A splendid choice for masochists; a 4-hour pain-fest for just about everyone else

















Photo credit: Jan Versweyveld


Review By: Theatre Monthly Panel


The idea of appending the word “porn” to various hobbies has become cliché: a word that had once been reserved for men in trench coats standing on shady corners now shows up as “real estate porn”, “baking porn”, and even “closet porn”, where voyeurs presumably ogle at neatly folded blouses and neckties. Ivo van Hove’s arresting A Little Life at the Harold Pinter Theatre manages to bundle all sorts of porn together. Based on Hanya Yanagihara’s 2015 sprawling, door-stop novel, the drama will fascinate you, if you have a penchant for searing scenes of self-abuse, occasionally leavened by talk of high-flying Manhattan lawyers and low-lying Soho artists who make it big at Upper East side galleries. Otherwise, you might leave feeling brutalised and manipulated.


At some point in the nearly four-hour play, most audience members will look away, some will wipe tears, and others will stare at their partners wondering why in the world they have been plunged into such a dark place. Not that the stage is dark. Van Hove’s clever use of lighting and video screens of New York footage creates a kind of gladiator arena, as the protagonist Jude endures violence and humiliation, first at the hands and body parts of monks in a monastery, who rape and torture him, and later at the hands of so-called friends. Just as in the novel (which 2 of our 3 review panelists had read prior to seeing the play), things just get worse. And worse. And worse.


James Norton, first known to television watchers as the crime-solving vicar in Grantchester delivers a heartbreaking performance. He brings an otherworldliness that emphasises his vulnerability and elicits audience sympathy. His nakedness on stage is not gratuitous because his character is stripped of everything human and humane over the course of the show. There is blood, too. Hamlet, who bemoans slings and arrows of outrageous fortune, had it easy compared to Norton’s Jude. At one point Jude takes up a Christ-like pose as he is beaten and then seems to rise off the ground. Has the Crucifixion ever been staged in London with more horror? Scenes are sometimes accompanied by a string quartet on stage, and at one point Norton sings Mahler.


All of the performers do their best with this dire source material, especially those who portray those who Jude is close to, including his friends Willem (Luke Thompson), JB (Omari Douglas), Malcolm (Zach Wyatt), and adoptive father Harold (Zubin Varla). The book, which lacks any fragment of nuance, catharsis, or depth, but rather just portrays cycle after cycle of meaningless violence, is by Koen Tachelet, Van Hove and Yanagihara.

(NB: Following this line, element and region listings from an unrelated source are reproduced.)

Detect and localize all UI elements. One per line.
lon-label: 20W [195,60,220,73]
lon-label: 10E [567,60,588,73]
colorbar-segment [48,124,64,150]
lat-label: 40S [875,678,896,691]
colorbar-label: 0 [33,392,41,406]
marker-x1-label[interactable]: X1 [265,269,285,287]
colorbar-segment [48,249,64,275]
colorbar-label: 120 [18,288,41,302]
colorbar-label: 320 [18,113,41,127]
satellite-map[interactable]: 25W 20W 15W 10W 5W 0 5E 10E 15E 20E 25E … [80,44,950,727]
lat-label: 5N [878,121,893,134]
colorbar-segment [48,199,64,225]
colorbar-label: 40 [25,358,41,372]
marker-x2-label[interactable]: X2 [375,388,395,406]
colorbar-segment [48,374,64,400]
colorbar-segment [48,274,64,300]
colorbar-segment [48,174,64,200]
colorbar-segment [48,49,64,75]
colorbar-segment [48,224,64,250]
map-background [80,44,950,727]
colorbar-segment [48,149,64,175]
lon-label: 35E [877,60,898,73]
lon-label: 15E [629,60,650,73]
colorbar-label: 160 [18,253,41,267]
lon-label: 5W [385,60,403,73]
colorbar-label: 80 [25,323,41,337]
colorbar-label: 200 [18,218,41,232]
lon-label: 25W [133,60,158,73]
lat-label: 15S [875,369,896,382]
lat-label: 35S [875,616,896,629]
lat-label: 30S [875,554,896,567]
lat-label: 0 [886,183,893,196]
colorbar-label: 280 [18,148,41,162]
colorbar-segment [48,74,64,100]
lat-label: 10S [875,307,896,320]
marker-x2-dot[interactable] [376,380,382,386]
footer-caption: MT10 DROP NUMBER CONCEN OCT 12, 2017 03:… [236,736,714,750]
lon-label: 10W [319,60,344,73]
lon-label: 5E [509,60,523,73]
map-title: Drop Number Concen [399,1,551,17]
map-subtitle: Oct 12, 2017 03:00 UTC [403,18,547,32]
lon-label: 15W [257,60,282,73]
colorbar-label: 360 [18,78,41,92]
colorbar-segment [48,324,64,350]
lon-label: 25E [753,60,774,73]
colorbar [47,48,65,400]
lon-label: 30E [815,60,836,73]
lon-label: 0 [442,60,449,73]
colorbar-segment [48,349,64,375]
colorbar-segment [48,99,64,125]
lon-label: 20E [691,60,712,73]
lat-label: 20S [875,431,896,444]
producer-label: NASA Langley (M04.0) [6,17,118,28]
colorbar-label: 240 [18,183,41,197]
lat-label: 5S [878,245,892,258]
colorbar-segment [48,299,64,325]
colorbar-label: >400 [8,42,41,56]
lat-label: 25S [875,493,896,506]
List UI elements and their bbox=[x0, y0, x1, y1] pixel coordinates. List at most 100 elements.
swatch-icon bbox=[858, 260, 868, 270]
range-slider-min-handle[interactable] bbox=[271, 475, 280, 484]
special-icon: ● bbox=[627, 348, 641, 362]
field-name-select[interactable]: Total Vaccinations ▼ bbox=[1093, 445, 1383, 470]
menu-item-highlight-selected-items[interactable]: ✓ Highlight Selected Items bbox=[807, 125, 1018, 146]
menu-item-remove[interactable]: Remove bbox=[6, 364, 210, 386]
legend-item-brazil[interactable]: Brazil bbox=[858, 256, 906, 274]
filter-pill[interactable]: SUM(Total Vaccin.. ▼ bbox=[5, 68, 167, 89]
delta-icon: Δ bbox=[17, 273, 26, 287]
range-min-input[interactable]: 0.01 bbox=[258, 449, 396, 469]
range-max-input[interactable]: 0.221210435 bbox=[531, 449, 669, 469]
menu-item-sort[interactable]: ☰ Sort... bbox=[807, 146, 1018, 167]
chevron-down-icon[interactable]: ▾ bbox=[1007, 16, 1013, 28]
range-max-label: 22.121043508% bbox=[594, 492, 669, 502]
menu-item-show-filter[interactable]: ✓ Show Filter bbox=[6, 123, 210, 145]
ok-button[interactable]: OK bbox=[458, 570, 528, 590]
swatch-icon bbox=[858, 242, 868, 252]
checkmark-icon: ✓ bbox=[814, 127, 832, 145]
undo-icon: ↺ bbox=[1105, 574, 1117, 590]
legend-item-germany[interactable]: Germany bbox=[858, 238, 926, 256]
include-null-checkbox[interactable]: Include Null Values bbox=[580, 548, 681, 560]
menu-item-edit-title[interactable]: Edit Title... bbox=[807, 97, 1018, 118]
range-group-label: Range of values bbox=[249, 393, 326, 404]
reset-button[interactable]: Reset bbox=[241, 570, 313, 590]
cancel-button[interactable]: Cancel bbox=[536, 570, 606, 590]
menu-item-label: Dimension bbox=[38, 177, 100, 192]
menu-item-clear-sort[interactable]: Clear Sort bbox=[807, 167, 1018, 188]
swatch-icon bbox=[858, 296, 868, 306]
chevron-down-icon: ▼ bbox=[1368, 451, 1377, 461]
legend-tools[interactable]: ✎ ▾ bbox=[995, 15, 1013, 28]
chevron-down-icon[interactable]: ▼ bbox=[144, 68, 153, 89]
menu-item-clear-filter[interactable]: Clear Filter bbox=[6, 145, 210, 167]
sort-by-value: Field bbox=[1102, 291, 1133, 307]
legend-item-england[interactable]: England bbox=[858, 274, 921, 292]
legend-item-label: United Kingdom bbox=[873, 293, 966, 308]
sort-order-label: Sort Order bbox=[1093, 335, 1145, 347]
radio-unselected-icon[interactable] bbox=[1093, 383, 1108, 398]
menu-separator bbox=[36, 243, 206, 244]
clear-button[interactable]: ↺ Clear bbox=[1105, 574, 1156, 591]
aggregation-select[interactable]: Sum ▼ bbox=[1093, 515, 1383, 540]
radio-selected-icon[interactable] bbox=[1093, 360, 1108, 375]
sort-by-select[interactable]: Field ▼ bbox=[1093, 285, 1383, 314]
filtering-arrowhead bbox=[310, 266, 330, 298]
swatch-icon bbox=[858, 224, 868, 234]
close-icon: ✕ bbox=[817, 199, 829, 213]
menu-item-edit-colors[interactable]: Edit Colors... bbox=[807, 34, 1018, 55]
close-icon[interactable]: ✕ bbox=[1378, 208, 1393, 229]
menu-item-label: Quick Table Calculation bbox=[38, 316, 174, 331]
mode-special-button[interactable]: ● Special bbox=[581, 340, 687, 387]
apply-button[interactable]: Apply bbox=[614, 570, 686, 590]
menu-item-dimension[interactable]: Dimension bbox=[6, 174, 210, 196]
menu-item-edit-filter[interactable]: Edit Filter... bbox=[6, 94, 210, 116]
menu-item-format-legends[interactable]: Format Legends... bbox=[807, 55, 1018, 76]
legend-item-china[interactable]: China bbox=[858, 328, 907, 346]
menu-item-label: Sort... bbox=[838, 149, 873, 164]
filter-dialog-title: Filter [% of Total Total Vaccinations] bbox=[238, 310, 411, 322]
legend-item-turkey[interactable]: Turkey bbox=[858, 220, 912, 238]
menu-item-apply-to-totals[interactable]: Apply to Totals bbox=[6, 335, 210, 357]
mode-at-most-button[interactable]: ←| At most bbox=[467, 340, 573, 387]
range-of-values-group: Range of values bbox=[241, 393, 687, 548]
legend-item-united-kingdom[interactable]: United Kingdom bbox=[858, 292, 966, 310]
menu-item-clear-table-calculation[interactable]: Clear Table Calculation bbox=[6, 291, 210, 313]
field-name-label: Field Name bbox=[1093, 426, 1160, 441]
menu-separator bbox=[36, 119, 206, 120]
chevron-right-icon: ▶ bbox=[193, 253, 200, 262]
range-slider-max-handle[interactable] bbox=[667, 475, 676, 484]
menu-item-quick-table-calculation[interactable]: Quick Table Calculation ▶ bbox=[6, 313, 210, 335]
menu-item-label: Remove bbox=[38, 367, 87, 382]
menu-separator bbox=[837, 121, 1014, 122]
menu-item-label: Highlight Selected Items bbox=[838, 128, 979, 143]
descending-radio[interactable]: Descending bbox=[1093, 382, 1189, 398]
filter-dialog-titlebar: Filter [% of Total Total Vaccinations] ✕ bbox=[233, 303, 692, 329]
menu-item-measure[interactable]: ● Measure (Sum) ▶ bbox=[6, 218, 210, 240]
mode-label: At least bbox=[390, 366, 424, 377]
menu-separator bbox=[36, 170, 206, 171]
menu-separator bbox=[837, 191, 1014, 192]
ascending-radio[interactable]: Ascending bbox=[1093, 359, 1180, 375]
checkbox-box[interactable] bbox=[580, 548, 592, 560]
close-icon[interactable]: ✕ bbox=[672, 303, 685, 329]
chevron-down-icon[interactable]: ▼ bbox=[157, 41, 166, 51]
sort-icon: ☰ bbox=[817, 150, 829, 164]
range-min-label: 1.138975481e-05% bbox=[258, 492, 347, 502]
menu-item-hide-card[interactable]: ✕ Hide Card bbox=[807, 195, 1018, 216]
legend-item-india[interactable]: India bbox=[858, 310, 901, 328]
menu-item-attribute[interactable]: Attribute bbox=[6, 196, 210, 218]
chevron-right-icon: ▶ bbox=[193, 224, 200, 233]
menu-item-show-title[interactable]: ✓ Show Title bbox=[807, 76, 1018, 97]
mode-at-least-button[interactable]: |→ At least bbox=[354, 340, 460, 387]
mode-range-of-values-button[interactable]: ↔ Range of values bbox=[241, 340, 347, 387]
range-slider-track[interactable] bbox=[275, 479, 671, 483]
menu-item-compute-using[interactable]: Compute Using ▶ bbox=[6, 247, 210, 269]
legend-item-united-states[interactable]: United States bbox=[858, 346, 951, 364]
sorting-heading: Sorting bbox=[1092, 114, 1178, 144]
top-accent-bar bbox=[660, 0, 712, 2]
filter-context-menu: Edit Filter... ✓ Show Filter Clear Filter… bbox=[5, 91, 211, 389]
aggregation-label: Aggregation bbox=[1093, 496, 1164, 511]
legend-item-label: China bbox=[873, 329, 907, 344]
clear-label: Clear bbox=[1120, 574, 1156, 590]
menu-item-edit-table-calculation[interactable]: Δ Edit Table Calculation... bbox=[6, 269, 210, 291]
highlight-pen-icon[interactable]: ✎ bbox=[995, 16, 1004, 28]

Who should come to the Harold Pinter Theatre to see A Little Life? Aside from devoted fans of van Hove and Norton, those who want to observe audiences as they are pummeled with melodrama and nihilistic notions. It is a well-told, well-staged, awful story that some will find arresting. Others will wonder why no one was arrested for inflicting such savagery and despair onto innocent audience members.